Figure 4.1.  Tree and dag for the string (a + b) * c + (a + b)

Tree and dag for the string (a + b) * c + (a + b)
Tree and dag for the string (a + b) * c + (a + b)

4.4. Exchange Format

Maximal sharing can make a big difference in the amount of bytes needed for representing programs. Therefore, we would like to preserve this maximal sharing when an ATerm is exchanged between two programs. When exporting a term using the textual exchange format, this compression is lost. Therefore, the ATerm Library also provides a binary exchange format that preserves maximal sharing.

Actually, there are three different formats:

Textual ATerm Format

In the textual ATerm format the ATerm is written as plain text, without sharing. This format is very inefficient for the exchange of large programs, but it is readable for humans.

Binary ATerm Format

The binary ATerm format, also known as BAF, is an extremely efficient binary encoding of an ATerm. It preserves maximal sharing and uses all kinds of tricks to represent an ATerm in as few bytes as possible.

Shared Textual ATerm Format

In the shared, textual, format the ATerm is written as plain text, but maximal sharing is encoded in the text.

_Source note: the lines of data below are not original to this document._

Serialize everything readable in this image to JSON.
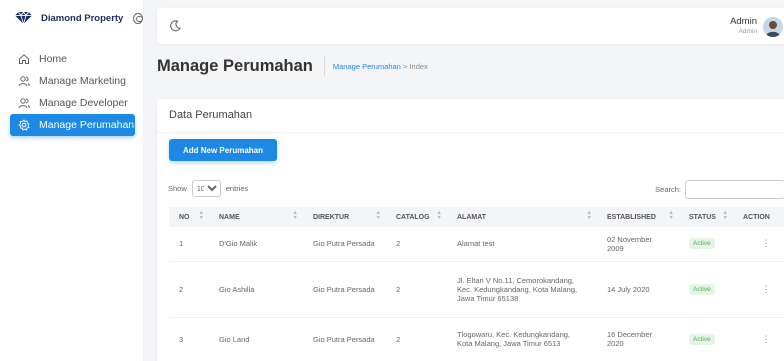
{
  "brand": {
    "name": "Diamond Property"
  },
  "colors": {
    "accent": "#1e88e5",
    "brand": "#1e2d5c",
    "status_active_bg": "#e4f5e6",
    "status_active_fg": "#4caf50"
  },
  "sidebar": {
    "items": [
      {
        "label": "Home",
        "icon": "home-icon"
      },
      {
        "label": "Manage Marketing",
        "icon": "users-icon"
      },
      {
        "label": "Manage Developer",
        "icon": "users-icon"
      },
      {
        "label": "Manage Perumahan",
        "icon": "gear-icon",
        "active": true
      }
    ]
  },
  "topbar": {
    "user_name": "Admin",
    "user_role": "Admin",
    "theme_icon": "moon-icon"
  },
  "header": {
    "title": "Manage Perumahan",
    "breadcrumb_link": "Manage Perumahan",
    "breadcrumb_sep": ">",
    "breadcrumb_current": "Index"
  },
  "card": {
    "title": "Data Perumahan",
    "add_button": "Add New Perumahan",
    "show_label": "Show",
    "entries_value": "10",
    "entries_label": "entries",
    "search_label": "Search:"
  },
  "table": {
    "headers": [
      "NO",
      "NAME",
      "DIREKTUR",
      "CATALOG",
      "ALAMAT",
      "ESTABLISHED",
      "STATUS",
      "ACTION"
    ],
    "rows": [
      {
        "no": "1",
        "name": "D'Gio Malik",
        "direktur": "Gio Putra Persada",
        "catalog": "2",
        "alamat": "Alamat test",
        "established": "02 November 2009",
        "status": "Active",
        "action": "⋮"
      },
      {
        "no": "2",
        "name": "Gio Ashilla",
        "direktur": "Gio Putra Persada",
        "catalog": "2",
        "alamat": "Jl. Eltari V No.11, Cemorokandang, Kec. Kedungkandang, Kota Malang, Jawa Timur 65138",
        "established": "14 July 2020",
        "status": "Active",
        "action": "⋮"
      },
      {
        "no": "3",
        "name": "Gio Land",
        "direktur": "Gio Putra Persada",
        "catalog": "2",
        "alamat": "Tlogowaru, Kec. Kedungkandang, Kota Malang, Jawa Timur 6513",
        "established": "16 December 2020",
        "status": "Active",
        "action": "⋮"
      }
    ]
  }
}
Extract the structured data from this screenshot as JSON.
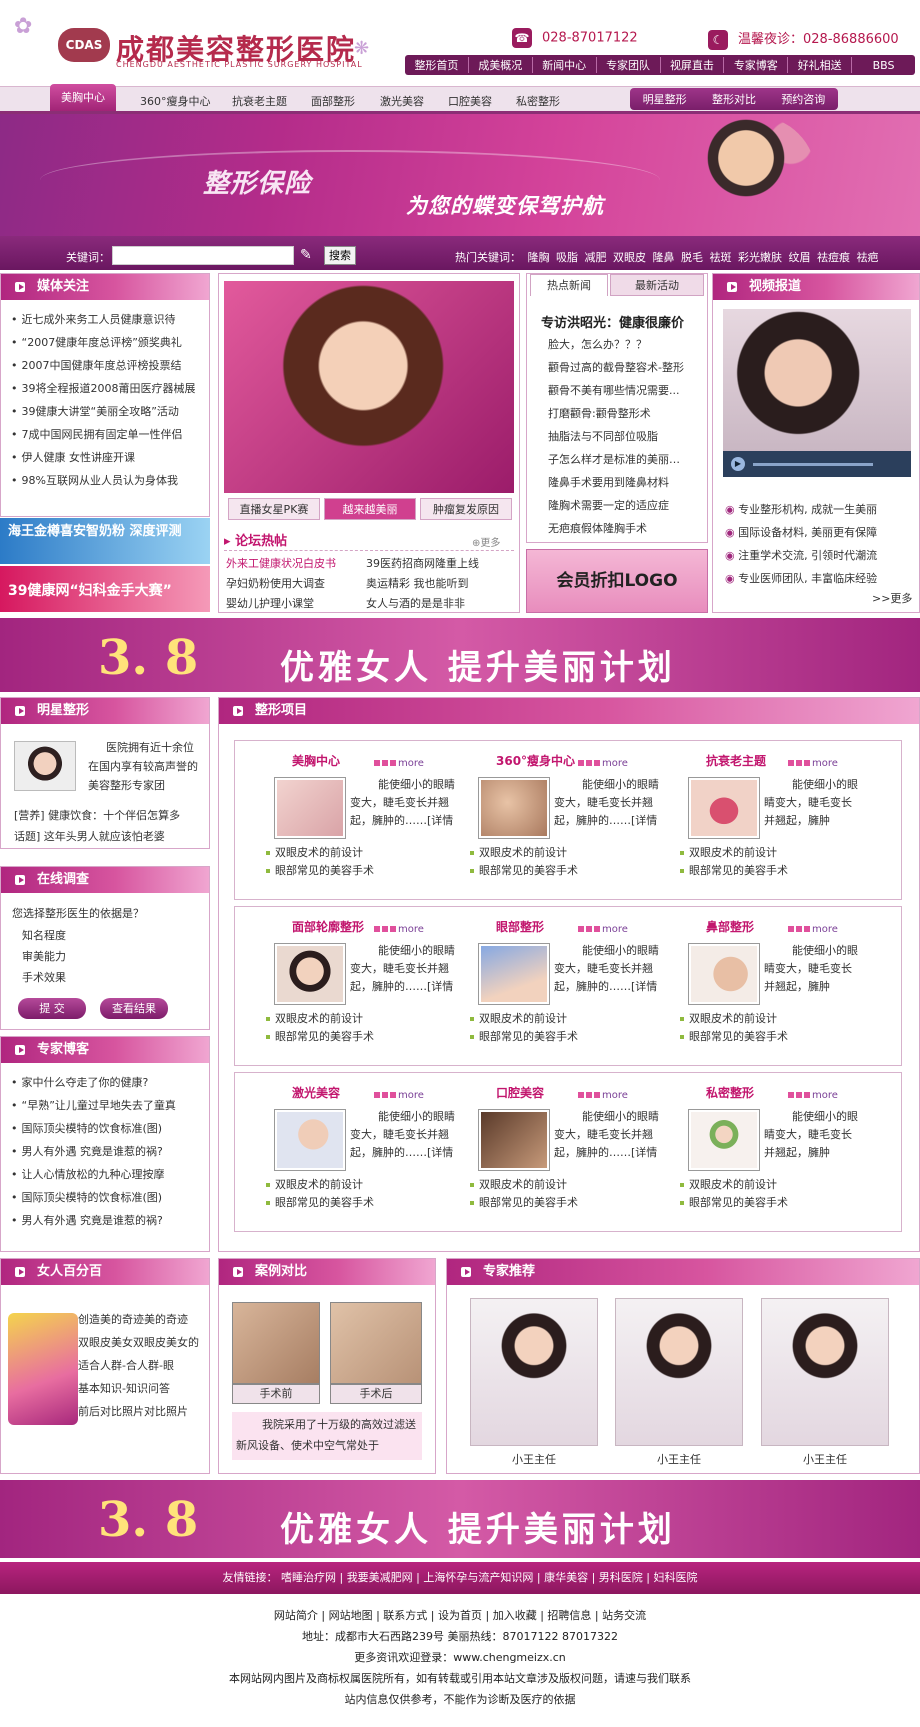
{
  "header": {
    "logo_mark": "CDAS",
    "logo_cn": "成都美容整形医院",
    "logo_en": "CHENGDU AESTHETIC PLASTIC SURGERY HOSPITAL",
    "phone1": "028-87017122",
    "phone2": "温馨夜诊：028-86886600",
    "nav": [
      "整形首页",
      "成美概况",
      "新闻中心",
      "专家团队",
      "视屏直击",
      "专家博客",
      "好礼相送",
      "BBS"
    ]
  },
  "subnav": {
    "active": "美胸中心",
    "items": [
      "360°瘦身中心",
      "抗衰老主题",
      "面部整形",
      "激光美容",
      "口腔美容",
      "私密整形"
    ],
    "right": [
      "明星整形",
      "整形对比",
      "预约咨询"
    ]
  },
  "banner": {
    "t1": "整形保险",
    "t2": "为您的蝶变保驾护航"
  },
  "search": {
    "label": "关键词：",
    "placeholder": "",
    "button": "搜索",
    "hot_label": "热门关键词：",
    "hot": [
      "隆胸",
      "吸脂",
      "减肥",
      "双眼皮",
      "隆鼻",
      "脱毛",
      "祛斑",
      "彩光嫩肤",
      "纹眉",
      "祛痘痕",
      "祛疤"
    ]
  },
  "media": {
    "title": "媒体关注",
    "items": [
      "近七成外来务工人员健康意识待",
      "“2007健康年度总评榜”颁奖典礼",
      "2007中国健康年度总评榜投票结",
      "39将全程报道2008莆田医疗器械展",
      "39健康大讲堂“美丽全攻略”活动",
      "7成中国网民拥有固定单一性伴侣",
      "伊人健康  女性讲座开课",
      "98%互联网从业人员认为身体我"
    ],
    "ad1": "海王金樽喜安智奶粉 深度评测",
    "ad2": "39健康网“妇科金手大赛”"
  },
  "feature": {
    "tabs": [
      "直播女星PK赛",
      "越来越美丽",
      "肿瘤复发原因"
    ],
    "forum_title": "论坛热帖",
    "forum_more": "更多",
    "forum_items": [
      "外来工健康状况白皮书",
      "39医药招商网隆重上线",
      "孕妇奶粉使用大调查",
      "奥运精彩  我也能听到",
      "婴幼儿护理小课堂",
      "女人与酒的是是非非"
    ]
  },
  "news": {
    "tabs": [
      "热点新闻",
      "最新活动"
    ],
    "headline": "专访洪昭光：健康很廉价",
    "items": [
      "脸大，怎么办？？？",
      "颧骨过高的截骨整容术-整形",
      "颧骨不美有哪些情况需要...",
      "打磨颧骨:颧骨整形术",
      "抽脂法与不同部位吸脂",
      "子怎么样才是标准的美丽…",
      "隆鼻手术要用到隆鼻材料",
      "隆胸术需要一定的适应症",
      "无疤痕假体隆胸手术"
    ],
    "member_logo": "会员折扣LOGO"
  },
  "video": {
    "title": "视频报道",
    "items": [
      "专业整形机构, 成就一生美丽",
      "国际设备材料, 美丽更有保障",
      "注重学术交流, 引领时代潮流",
      "专业医师团队, 丰富临床经验"
    ],
    "more": ">>更多"
  },
  "promo": {
    "num": "3. 8",
    "text": "优雅女人  提升美丽计划"
  },
  "star": {
    "title": "明星整形",
    "intro": "医院拥有近十余位在国内享有较高声誉的美容整形专家团",
    "items": [
      "[营养]  健康饮食：十个伴侣怎算多",
      "话题] 这年头男人就应该怕老婆"
    ]
  },
  "survey": {
    "title": "在线调查",
    "question": "您选择整形医生的依据是？",
    "options": [
      "知名程度",
      "审美能力",
      "手术效果"
    ],
    "submit": "提  交",
    "result": "查看结果"
  },
  "blog": {
    "title": "专家博客",
    "items": [
      "家中什么夺走了你的健康?",
      "“早熟”让儿童过早地失去了童真",
      "国际顶尖模特的饮食标准(图)",
      "男人有外遇  究竟是谁惹的祸?",
      "让人心情放松的九种心理按摩",
      "国际顶尖模特的饮食标准(图)",
      "男人有外遇  究竟是谁惹的祸?"
    ]
  },
  "projects": {
    "title": "整形项目",
    "desc": "能使细小的眼睛变大，睫毛变长并翘起，臃肿的……[详情进入]",
    "bullets": [
      "双眼皮术的前设计",
      "眼部常见的美容手术"
    ],
    "more": "more",
    "rows": [
      [
        "美胸中心",
        "360°瘦身中心",
        "抗衰老主题"
      ],
      [
        "面部轮廓整形",
        "眼部整形",
        "鼻部整形"
      ],
      [
        "激光美容",
        "口腔美容",
        "私密整形"
      ]
    ]
  },
  "percent": {
    "title": "女人百分百",
    "items": [
      "创造美的奇迹美的奇迹",
      "双眼皮美女双眼皮美女的",
      "适合人群-合人群-眼",
      "基本知识-知识问答",
      "前后对比照片对比照片"
    ]
  },
  "case": {
    "title": "案例对比",
    "before": "手术前",
    "after": "手术后",
    "text": "我院采用了十万级的高效过滤送新风设备、使术中空气常处于"
  },
  "experts": {
    "title": "专家推荐",
    "names": [
      "小王主任",
      "小王主任",
      "小王主任"
    ]
  },
  "footer": {
    "friends_label": "友情链接：",
    "friends": [
      "嗜睡治疗网",
      "我要美减肥网",
      "上海怀孕与流产知识网",
      "康华美容",
      "男科医院",
      "妇科医院"
    ],
    "links": [
      "网站简介",
      "网站地图",
      "联系方式",
      "设为首页",
      "加入收藏",
      "招聘信息",
      "站务交流"
    ],
    "address": "地址：成都市大石西路239号    美丽热线：87017122    87017322",
    "site": "更多资讯欢迎登录：www.chengmeizx.cn",
    "copyright": "本网站网内图片及商标权属医院所有，如有转载或引用本站文章涉及版权问题，请速与我们联系",
    "disclaimer": "站内信息仅供参考，不能作为诊断及医疗的依据"
  },
  "colors": {
    "brand": "#b52a4c",
    "primary": "#a2257f",
    "nav": "#6d1a58"
  }
}
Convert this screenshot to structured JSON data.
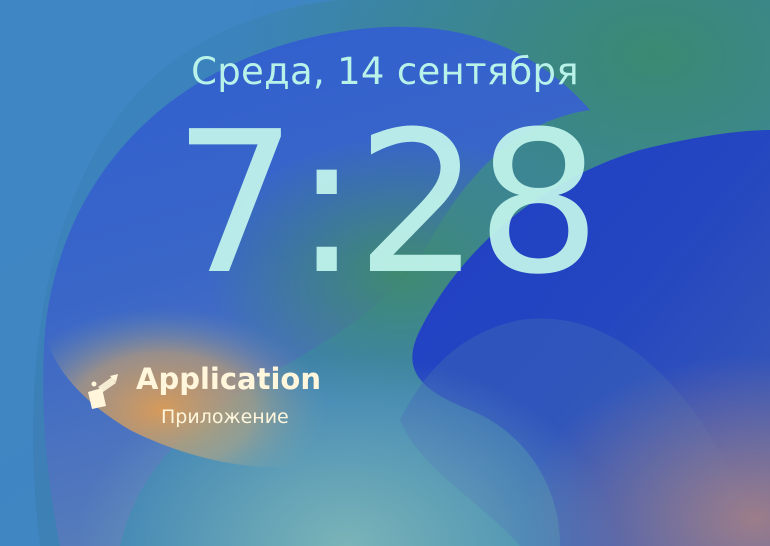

The tool baffle can be used to convert an ATerm from one format to another. Baffle, and other tools that operate on ATerms, automatically detect the format of an input ATerm.

4.5. ATerm Library

The ATerm Format is an external representation for terms that can be used to exchange structured data between programs. In order to use a term, a program needs to parse ATerms and transform them into some internal representation. To export a term after processing it, a program should transform the internal representation into the standard format. There are libraries supporting these operation for a number of languages, including C, Java, and Haskell.

The implementation of the Stratego transformation language is based on the C implementation of the library. The library provides term input and output, and an API for constructing and inspecting terms. Garbage collection is based on Boehms conservative garbage collection algorithm.